CLASSP: a Biologically-Inspired Approach to Continual Learning through Adjustment Suppression and Sparsity Promotion

This paper introduces a new biologically-inspired training method named Continual Learning through Adjustment Suppression and Sparsity Promotion (CLASSP). CLASSP is based on two main principles observed in neuroscience, particularly in the context of synaptic transmission and Long-Term Potentiation (LTP). The first principle is a decay rate over the weight adjustment, which is implemented as a generalization of the AdaGrad optimization algorithm. This means that weights that have received many updates should have lower learning rates as they likely encode important information about previously seen data. However, this principle results in a diffuse distribution of updates throughout the model, as it promotes updates for weights that haven't been previously updated, while a sparse update distribution is preferred to leave weights unassigned for future tasks. Therefore, the second principle introduces a threshold on the loss gradient. This promotes sparse learning by updating a weight only if the loss gradient with respect to that weight is above a certain threshold, i.e. only updating weights with a significant impact on the current loss. Both principles reflect phenomena observed in LTP, where a threshold effect and a gradual saturation of potentiation have been observed. CLASSP is implemented in a Python/PyTorch class, making it applicable to any model. When compared with Elastic Weight Consolidation (EWC) using Computer Vision datasets, CLASSP demonstrates superior performance in terms of accuracy and memory footprint.

End-to-end Adversarial Learning for Generative Conversational Agents

This paper presents a new adversarial learning method for generative conversational agents (GCA) besides a new model of GCA. Similar to previous works on adversarial learning for dialogue generation, our method assumes the GCA as a generator that aims at fooling a discriminator that labels dialogues as human-generated or machine-generated; however, in our approach, the discriminator performs token-level classification, i.e. it indicates whether the current token was generated by humans or machines. To do so, the discriminator also receives the context utterances (the dialogue history) and the incomplete answer up to the current token as input. This new approach makes possible the end-to-end training by backpropagation. A self-conversation process enables to produce a set of generated data with more diversity for the adversarial training. This approach improves the performance on questions not related to the training data. Experimental results with human and adversarial evaluations show that the adversarial method yields significant performance gains over the usual teacher forcing training.

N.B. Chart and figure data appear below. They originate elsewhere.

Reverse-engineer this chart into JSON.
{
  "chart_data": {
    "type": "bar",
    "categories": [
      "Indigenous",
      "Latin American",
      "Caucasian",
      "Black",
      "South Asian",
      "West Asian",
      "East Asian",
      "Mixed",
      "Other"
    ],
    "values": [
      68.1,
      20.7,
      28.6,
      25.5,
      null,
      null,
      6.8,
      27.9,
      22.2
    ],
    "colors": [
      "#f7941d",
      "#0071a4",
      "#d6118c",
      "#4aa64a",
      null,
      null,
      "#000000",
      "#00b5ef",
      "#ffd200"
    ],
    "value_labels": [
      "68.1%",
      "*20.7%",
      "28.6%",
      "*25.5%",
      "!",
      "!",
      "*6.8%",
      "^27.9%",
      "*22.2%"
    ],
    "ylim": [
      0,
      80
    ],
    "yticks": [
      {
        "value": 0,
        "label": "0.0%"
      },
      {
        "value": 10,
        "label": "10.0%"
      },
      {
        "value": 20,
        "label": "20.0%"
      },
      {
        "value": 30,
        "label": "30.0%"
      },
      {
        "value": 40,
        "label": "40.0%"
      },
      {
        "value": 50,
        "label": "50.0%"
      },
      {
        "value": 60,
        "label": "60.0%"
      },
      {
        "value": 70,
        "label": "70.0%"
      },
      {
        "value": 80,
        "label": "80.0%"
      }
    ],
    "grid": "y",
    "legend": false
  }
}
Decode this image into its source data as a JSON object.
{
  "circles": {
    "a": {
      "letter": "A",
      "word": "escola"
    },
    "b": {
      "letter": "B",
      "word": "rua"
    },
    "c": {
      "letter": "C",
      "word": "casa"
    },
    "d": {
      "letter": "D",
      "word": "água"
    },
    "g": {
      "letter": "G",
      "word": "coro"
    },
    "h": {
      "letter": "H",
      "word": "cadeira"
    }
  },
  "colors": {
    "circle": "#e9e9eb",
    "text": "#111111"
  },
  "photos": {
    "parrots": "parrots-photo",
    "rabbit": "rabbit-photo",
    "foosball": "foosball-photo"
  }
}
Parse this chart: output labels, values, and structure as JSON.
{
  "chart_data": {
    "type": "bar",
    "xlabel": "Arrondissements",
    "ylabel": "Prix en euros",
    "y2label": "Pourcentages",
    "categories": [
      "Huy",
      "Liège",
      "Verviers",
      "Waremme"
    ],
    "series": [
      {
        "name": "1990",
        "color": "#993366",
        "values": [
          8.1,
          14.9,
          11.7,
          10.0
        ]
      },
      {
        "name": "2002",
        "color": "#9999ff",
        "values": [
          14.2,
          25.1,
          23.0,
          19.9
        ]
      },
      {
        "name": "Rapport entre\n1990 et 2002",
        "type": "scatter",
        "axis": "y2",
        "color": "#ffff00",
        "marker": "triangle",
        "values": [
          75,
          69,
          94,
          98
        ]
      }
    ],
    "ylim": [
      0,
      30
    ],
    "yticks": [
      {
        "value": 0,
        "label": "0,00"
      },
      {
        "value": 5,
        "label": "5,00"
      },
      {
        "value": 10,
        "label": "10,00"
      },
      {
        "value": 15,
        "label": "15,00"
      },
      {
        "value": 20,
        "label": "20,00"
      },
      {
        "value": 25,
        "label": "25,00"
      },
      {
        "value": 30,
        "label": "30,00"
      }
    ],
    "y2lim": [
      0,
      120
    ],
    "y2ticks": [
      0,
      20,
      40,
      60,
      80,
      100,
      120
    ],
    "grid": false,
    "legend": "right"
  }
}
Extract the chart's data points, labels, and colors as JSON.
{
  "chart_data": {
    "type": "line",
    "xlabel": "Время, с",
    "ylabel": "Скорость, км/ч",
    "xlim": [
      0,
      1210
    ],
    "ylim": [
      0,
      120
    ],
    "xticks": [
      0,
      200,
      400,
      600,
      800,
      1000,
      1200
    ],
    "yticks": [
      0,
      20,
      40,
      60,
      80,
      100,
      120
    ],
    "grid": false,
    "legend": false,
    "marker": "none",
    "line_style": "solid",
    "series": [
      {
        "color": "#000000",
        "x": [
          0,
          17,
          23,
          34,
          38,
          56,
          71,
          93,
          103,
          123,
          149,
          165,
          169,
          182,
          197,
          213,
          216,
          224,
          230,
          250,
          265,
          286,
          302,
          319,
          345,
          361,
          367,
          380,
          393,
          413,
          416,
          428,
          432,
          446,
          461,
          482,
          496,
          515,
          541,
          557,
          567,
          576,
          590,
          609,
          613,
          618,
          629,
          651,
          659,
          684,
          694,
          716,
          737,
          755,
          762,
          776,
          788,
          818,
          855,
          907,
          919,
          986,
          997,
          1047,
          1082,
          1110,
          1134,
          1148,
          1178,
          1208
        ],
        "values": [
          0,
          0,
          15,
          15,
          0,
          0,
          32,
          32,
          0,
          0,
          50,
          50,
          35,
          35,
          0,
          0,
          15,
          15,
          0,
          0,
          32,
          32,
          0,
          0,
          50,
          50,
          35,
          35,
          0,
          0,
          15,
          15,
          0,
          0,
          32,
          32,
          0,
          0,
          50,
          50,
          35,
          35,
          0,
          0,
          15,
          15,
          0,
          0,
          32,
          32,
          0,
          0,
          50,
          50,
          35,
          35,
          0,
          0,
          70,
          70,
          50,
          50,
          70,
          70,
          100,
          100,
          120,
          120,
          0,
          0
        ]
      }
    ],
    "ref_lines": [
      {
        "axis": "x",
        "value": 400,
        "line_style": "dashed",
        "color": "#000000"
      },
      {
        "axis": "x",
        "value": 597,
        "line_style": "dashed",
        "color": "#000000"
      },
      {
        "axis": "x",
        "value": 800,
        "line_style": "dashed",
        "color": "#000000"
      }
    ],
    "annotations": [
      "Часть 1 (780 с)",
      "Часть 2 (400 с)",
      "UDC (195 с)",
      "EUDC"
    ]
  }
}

Deep Learning with Eigenvalue Decay Regularizer

This paper extends our previous work on regularization of neural networks using Eigenvalue Decay by employing a soft approximation of the dominant eigenvalue in order to enable the calculation of its derivatives in relation to the synaptic weights, and therefore the application of back-propagation, which is a primary demand for deep learning. Moreover, we extend our previous theoretical analysis to deep neural networks and multiclass classification problems. Our method is implemented as an additional regularizer in Keras, a modular neural networks library written in Python, and evaluated in the benchmark data sets Reuters Newswire Topics Classification, IMDB database for binary sentiment classification, MNIST database of handwritten digits and CIFAR-10 data set for image classification.

Deep Embedding for Spatial Role Labeling

This paper introduces the visually informed embedding of word (VIEW), a continuous vector representation for a word extracted from a deep neural model trained using the Microsoft COCO data set to forecast the spatial arrangements between visual objects, given a textual description. The model is composed of a deep multilayer perceptron (MLP) stacked on the top of a Long Short Term Memory (LSTM) network, the latter being preceded by an embedding layer. The VIEW is applied to transferring multimodal background knowledge to Spatial Role Labeling (SpRL) algorithms, which recognize spatial relations between objects mentioned in the text. This work also contributes with a new method to select complementary features and a fine-tuning method for MLP that improves the $F1$ measure in classifying the words into spatial roles. The VIEW is evaluated with the Task 3 of SemEval-2013 benchmark data set, SpaceEval.